There needs to be a long term strategy formulated as we will most likely not see a miracle anti-viral or vaccine. Outside of the mass manufacture and distribution of PPE and quick and accurate testing, cities need to look into utilizing empty buildings, big box stores, shopping malls and repurpose them as Viral Centers, relieving the hospitals of the burden of future outbreaks. We need to accelerate the training and education of professionals to staff these sites, free education and good pay. Any visit by a patient to these facilities should be free.

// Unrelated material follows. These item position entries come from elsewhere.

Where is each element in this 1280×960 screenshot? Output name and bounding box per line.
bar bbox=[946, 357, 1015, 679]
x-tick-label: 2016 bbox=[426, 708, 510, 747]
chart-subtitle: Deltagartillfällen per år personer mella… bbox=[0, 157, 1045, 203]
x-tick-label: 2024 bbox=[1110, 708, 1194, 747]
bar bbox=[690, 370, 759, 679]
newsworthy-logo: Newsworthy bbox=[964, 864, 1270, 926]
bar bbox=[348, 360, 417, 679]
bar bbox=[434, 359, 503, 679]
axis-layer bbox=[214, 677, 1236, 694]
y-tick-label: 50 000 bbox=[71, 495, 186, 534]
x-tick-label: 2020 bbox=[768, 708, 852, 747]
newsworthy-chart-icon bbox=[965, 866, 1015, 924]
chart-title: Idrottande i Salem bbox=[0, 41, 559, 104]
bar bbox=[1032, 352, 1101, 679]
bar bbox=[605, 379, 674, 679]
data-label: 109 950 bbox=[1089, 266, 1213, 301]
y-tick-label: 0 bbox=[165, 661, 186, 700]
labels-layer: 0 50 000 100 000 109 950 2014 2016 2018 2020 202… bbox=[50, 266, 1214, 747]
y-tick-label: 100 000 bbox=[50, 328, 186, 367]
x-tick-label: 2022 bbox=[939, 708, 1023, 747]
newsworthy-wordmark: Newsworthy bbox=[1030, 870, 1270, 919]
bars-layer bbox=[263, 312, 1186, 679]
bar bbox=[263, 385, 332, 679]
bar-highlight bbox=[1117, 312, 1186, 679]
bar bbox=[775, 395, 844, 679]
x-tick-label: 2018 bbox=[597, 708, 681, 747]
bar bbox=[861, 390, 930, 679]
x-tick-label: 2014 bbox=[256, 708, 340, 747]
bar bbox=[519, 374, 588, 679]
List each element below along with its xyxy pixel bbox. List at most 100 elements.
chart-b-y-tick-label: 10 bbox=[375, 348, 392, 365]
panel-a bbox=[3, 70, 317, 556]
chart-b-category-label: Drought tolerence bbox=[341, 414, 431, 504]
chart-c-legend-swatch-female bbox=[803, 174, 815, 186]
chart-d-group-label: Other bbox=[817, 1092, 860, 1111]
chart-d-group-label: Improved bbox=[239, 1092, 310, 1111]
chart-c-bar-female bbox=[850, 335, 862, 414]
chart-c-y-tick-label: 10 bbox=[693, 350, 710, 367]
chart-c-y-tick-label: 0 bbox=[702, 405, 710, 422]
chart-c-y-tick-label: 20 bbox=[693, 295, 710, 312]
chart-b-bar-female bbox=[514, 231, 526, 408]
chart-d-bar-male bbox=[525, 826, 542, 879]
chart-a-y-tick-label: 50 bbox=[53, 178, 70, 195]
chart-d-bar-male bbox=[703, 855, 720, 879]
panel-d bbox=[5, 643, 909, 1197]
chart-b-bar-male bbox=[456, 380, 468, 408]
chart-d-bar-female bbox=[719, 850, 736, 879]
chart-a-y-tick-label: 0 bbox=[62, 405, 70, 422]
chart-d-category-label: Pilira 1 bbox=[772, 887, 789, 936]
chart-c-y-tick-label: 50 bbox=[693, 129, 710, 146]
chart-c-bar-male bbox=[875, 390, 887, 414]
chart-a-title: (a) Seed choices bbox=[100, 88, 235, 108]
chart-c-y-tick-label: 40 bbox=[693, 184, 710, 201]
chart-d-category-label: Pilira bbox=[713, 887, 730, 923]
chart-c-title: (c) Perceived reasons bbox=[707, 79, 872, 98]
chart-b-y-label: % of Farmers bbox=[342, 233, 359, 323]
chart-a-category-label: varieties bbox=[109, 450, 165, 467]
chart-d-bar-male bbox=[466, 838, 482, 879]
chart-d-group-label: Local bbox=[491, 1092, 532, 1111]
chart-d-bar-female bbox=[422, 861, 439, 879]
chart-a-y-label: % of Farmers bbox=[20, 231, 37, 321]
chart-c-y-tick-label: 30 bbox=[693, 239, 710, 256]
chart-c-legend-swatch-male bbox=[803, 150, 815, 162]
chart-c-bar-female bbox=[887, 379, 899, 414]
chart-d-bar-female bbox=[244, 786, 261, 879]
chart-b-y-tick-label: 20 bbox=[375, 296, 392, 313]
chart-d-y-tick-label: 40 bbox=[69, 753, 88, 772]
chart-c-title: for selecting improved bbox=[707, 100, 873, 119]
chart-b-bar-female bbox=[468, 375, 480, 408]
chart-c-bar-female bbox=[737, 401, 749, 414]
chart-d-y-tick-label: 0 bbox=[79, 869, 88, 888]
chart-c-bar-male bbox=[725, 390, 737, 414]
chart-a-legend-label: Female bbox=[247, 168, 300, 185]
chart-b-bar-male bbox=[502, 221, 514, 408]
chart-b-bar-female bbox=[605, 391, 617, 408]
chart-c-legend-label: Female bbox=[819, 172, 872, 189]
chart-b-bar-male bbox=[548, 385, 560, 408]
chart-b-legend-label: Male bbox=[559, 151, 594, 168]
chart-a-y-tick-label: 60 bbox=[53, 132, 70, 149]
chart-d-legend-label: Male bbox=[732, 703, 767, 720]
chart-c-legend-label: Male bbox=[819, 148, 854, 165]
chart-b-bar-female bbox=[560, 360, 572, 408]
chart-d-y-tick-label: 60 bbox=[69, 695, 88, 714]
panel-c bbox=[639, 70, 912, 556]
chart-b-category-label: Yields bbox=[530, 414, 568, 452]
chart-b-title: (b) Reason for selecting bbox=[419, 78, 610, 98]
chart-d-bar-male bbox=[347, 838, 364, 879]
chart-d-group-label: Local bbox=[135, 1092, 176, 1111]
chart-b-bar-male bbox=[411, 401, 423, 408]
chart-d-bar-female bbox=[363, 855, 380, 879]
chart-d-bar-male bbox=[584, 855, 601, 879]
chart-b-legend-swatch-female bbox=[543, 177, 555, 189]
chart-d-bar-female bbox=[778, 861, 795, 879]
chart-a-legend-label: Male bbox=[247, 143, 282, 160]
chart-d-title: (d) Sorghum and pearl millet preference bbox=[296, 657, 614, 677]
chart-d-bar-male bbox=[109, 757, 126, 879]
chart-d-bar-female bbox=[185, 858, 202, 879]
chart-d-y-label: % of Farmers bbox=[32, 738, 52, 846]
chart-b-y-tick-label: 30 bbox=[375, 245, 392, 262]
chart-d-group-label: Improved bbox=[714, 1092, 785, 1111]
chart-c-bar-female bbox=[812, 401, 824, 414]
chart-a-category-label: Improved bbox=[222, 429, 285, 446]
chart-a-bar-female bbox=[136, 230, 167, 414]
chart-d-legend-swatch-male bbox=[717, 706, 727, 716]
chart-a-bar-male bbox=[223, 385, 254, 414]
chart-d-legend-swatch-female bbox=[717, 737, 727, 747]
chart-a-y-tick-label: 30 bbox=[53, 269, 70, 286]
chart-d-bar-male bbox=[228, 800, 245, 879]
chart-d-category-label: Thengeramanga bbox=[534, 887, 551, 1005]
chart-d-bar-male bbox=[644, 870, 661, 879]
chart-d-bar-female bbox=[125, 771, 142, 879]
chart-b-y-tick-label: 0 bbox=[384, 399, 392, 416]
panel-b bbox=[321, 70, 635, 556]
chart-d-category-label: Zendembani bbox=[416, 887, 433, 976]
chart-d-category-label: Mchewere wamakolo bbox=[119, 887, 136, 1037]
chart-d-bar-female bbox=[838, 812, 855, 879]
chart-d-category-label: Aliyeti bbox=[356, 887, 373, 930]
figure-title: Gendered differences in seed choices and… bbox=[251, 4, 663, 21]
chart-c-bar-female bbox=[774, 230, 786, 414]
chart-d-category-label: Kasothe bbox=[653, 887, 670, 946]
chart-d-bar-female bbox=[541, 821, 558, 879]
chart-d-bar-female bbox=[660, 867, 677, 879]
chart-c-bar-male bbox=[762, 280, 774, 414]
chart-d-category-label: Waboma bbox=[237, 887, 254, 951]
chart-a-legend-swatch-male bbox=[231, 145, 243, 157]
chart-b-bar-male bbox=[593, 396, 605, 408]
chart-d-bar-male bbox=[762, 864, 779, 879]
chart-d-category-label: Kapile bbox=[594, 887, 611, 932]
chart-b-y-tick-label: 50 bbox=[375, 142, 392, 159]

I am increasingly mystified by the lack of analysis of approaches that meaningfully differentiate according to vulnerability. For instance, the recent JAMA article using data from New York showed that women under 50, without a comorbidity, had a very small incidence of hospital admittance, a very very small risk of needing ICU care, and a nearly nonexistent risk of death. I realize we need more information, but surely there should be extensive thought given to a strategy that limits those with very low risks from social interaction with high risk persons, but otherwise encourages them to work, build herd immunity, and maintain their sanity. That’s how they could best help persons like me, a 76-year-old male with high blood pressure. If the tentative information proves to be true, it will be obscene to cripple the lives of low risk people, instead of massively emphasizing sequestration of the most vulnerable.
We are trying to create a personal daily risk assessment tool. Would you consider working with us on this for the future predicted waves?